The stroke sensor includes an actuator, a first detection and determination unit, a second detection and determination unit, a first arithmetic processing unit, a second arithmetic processing unit, a linear signal output unit, and an ON / OFF signal output unit. , Equipped with an external input judgment unit. In the arithmetic processing unit, the first arithmetic processing unit inputs the detection signal output from the first detection unit and the detection signal output from the second detection unit, respectively, and a predetermined voltage range from these detection signals. Each linear signal that takes (for example, 0V to 5V) is generated. The linear signal output unit outputs the two linear signals generated by the first arithmetic processing unit to the brake electronic control unit.

Japanese Unexamined Patent Publication No. 2012-91700

As described above, the stroke sensor of Patent Document 1 outputs a linear signal generated based on the operation amount of the brake pedal from the linear signal output unit. This linear signal is output to the brake ECU, for example, and is used for lighting control of the brake lamp and the like. However, when this linear signal is used as a feedback signal for regenerative braking control in, for example, a hybrid system of a vehicle or an EV (Electric Vehicle) system, the response speed is improved in order to improve the efficiency of the regenerative braking system. Required.

Therefore, an object of the present invention is to provide a stroke sensor having excellent responsiveness when operating the operating mechanism.

[1] In order to achieve the above object, the present invention is provided with a first detection unit provided in the operation mechanism and outputting the operation amount of the operation mechanism as a first output value, and the operation mechanism. A second detection unit that has almost the same output characteristics as the first detection unit and outputs the operation amount of the operation mechanism as a second output value, and outputs a sum signal based on the first output value and the second output value. Provided is a stroke sensor comprising, and a control unit.

[2] The stroke sensor according to the above [1] may be characterized in that the control unit outputs the sum signal calculated by the linearized first output value and the second output value. ..

[3] The operation mechanism is a vehicle braking mechanism, and the control unit outputs the sum signal to the regenerative braking device of the vehicle according to the above [1] or [2]. It may be a stroke sensor of.

[4] Further, any one of the above [1] to [3], wherein the control unit outputs a failure detection signal based on the difference signal between the first output value and the second output value. The stroke sensor described in 1 may be used.

According to the present invention, it is possible to provide a stroke sensor having excellent responsiveness when operating the operating mechanism.

FIG. 1 is a schematic configuration diagram showing a brake system of a vehicle having a stroke sensor according to an embodiment of the present invention. FIG. 2 is a schematic perspective view showing a configuration of a magnet and a magnetic sensor of the stroke sensor according to the embodiment of the present invention. FIG. 3 is a circuit diagram showing a circuit configuration example of the magnetic sensor of the stroke sensor according to the embodiment of the present invention. FIG. 4A is a diagram showing a detection signal from each MR element of the magnetic sensor of the stroke sensor according to the embodiment of the present invention, and FIG. 4B is a diagram showing the relationship between the rotation angle θ and the output value V. is there. FIG. 5 is an output diagram showing the relationship between the magnetic sensor output value, the sum signal, and the difference signal in the control unit of the stroke sensor according to the embodiment of the present invention and the stepping operation amount (rotation angle θ) of the brake pedal.

The stroke sensor 1 according to the embodiment of the present invention is provided in the operation mechanism, and has a control unit that outputs the operation amount of the operation mechanism as an output value and outputs a sum signal or the like based on the output value. It is composed. As the operation mechanism, any mechanism whose operation amount changes with the operation can be applied to various mechanisms. In the present embodiment, as an example, the operation mechanism will be described below as a vehicle braking mechanism.
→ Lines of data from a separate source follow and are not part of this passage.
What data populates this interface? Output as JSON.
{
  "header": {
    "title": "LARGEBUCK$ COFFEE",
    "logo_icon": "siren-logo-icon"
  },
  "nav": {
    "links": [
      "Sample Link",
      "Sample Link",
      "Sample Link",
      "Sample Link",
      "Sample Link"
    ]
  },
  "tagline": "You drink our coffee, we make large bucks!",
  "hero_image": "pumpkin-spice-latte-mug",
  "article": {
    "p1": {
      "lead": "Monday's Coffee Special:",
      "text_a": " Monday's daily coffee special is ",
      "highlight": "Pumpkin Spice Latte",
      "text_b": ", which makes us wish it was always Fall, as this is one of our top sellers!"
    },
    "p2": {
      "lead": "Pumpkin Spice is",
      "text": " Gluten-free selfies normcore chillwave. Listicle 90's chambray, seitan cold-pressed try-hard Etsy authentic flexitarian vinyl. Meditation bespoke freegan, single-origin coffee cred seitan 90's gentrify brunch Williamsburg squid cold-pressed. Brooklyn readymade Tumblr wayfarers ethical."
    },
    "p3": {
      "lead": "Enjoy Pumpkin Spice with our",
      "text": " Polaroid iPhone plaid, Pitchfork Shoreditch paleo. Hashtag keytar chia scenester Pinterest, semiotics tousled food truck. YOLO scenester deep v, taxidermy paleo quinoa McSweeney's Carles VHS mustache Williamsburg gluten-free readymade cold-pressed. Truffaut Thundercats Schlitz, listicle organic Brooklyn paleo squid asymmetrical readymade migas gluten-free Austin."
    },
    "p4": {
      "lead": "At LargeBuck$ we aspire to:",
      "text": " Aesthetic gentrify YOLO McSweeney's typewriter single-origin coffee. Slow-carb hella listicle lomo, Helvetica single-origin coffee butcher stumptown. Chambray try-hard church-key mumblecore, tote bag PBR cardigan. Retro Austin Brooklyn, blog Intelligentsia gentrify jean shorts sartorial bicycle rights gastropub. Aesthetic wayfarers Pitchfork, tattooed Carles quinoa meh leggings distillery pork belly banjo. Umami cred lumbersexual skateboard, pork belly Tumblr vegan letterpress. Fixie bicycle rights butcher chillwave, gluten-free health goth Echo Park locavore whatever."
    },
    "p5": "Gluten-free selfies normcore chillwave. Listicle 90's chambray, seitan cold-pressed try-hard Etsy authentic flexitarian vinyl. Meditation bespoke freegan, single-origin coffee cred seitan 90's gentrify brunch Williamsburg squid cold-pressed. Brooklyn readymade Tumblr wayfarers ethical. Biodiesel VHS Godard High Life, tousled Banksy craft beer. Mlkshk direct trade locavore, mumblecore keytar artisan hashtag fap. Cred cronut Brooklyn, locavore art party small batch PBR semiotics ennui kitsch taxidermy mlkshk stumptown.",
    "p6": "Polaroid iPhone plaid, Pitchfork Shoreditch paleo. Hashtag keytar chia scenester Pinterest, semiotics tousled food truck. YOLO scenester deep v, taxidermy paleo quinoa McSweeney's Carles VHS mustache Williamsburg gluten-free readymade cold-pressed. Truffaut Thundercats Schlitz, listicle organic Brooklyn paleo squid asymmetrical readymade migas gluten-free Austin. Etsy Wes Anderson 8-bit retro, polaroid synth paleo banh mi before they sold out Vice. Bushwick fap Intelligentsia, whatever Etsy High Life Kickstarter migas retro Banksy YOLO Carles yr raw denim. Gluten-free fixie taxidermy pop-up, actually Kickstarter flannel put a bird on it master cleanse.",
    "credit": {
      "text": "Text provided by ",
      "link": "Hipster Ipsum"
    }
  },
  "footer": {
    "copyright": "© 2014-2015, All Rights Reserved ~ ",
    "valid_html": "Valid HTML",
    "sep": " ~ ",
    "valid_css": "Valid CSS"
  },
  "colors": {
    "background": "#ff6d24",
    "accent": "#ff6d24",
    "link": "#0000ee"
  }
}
The stroke sensor 1 according to the embodiment of the present invention includes a magnetic sensor 50 which is a first detection unit provided in a vehicle brake mechanism and outputs an operation amount of the brake mechanism as a first output value V1, and a vehicle brake mechanism. The magnetic sensor 51, which is a second detection unit that has almost the same output characteristics as the magnetic sensor 50 and outputs the operation amount of the brake mechanism as the second output value V2, and the first output values V1 and the second output. It is configured to include a control unit 70 that outputs a sum signal (V1 + V2) based on the value V2.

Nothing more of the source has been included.